Comprendre le mécanisme de la loi de Campbell

Pour bien comprendre comment opère la loi de Campbell, il faut se référer à une autre la loi, celle de Goodhart (du nom de l’économiste britannique Charles Goodhart), qui veut que « quand une mesure devient la cible elle cesse d’être une bonne mesure ». Pourquoi ? Parce qu’elle finit par biaiser insidieusement les décisions que vous prenez : au lieu de mesurer pour savoir où vous en êtes et agir pour améliorer le processus, votre priorité devient d’améliorer le résultat de la mesure et non plus le processus. Entre temps, vous avez perdu de vue votre véritable l’objectif. Dommage !

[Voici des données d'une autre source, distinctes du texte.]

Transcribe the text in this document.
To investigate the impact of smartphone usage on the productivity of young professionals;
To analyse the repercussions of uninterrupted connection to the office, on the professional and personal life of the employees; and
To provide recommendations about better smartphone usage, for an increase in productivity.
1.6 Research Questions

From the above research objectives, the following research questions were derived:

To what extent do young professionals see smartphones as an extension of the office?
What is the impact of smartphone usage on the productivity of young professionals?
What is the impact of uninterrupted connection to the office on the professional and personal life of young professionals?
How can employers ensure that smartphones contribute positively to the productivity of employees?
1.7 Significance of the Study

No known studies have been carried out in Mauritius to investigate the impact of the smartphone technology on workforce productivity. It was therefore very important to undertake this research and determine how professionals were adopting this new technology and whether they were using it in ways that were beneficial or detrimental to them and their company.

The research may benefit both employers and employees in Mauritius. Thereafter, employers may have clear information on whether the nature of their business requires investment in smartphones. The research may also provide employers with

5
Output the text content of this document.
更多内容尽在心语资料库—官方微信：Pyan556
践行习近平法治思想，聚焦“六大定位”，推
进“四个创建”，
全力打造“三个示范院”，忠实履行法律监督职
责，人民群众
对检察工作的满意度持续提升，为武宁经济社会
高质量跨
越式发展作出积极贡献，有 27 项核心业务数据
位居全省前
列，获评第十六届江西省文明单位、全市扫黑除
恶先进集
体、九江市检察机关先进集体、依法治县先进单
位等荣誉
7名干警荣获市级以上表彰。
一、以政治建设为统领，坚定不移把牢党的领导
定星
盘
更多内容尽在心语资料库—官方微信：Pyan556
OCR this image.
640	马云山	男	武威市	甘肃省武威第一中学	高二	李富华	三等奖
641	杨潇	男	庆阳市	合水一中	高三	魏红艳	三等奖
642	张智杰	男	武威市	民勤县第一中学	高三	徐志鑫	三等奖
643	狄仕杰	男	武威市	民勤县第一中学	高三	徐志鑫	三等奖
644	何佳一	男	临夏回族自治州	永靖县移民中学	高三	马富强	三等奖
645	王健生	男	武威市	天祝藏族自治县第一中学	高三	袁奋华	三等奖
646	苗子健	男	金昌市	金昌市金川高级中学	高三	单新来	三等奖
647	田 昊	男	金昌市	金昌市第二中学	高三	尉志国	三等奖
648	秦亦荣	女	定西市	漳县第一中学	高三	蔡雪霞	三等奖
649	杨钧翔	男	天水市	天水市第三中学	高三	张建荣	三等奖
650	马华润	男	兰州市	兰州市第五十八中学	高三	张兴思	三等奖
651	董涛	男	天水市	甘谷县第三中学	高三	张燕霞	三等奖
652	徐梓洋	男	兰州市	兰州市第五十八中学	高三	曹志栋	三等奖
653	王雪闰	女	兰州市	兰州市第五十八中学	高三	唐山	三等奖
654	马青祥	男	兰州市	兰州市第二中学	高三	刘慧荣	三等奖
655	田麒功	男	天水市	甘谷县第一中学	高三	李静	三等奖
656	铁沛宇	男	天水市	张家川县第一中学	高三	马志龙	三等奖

On en a un bon exemple avec la durée moyenne de traitement (DMT), un indicateur utilisé de longue date pour le pilotage opérationnel d’abord des centres d’appels, puis des centres de contacts. En soi, la DMT (à ne pas confondre avec le délai moyen de traitement) est un indicateur très utile et même indispensable pour planifier les effectifs et optimiser le taux d’occupation des conseillers.

Le problème est que, dans la course générale à la baisse des coûts, la DMT, ou plus exactement sa réduction, est devenue un outil de management et, dans les contrats d’externalisation, un outil de négociation à fort enjeu, tant pour les prestataires que pour leurs clients. En effet, plus votre DMT est courte, moins vous avez besoin de conseillers pour traiter le même volume d’appels; ou alors, plus vous pouvez traiter d’appels avec le même nombre de conseillers. Que vous raisonniez en coût horaire d’un conseiller ou en coût de traitement d’un contact, la DMT est le critère qui impacte le plus la marge du prestataire. A l’œuvre pendant plus de deux décennies, cette logique a eu les effets désastreux que l’on sait sur la qualité de service et la satisfaction client puisqu’elle s’est traduite pour le client par :

  • des réponses plus rapides, peut-être, mais incomplètes… et obligeant bien souvent le client à reprendre contact ;
  • des conseillers surchargés et pressés d’en finir – ce qui, en particulier au téléphone, donne au client le sentiment très désagréable, mais souvent justifié, de ne pas être écouté.

Si votre objectif est de cultiver l’irritation de vos clients et de plomber votre image de marque, c’est très efficace…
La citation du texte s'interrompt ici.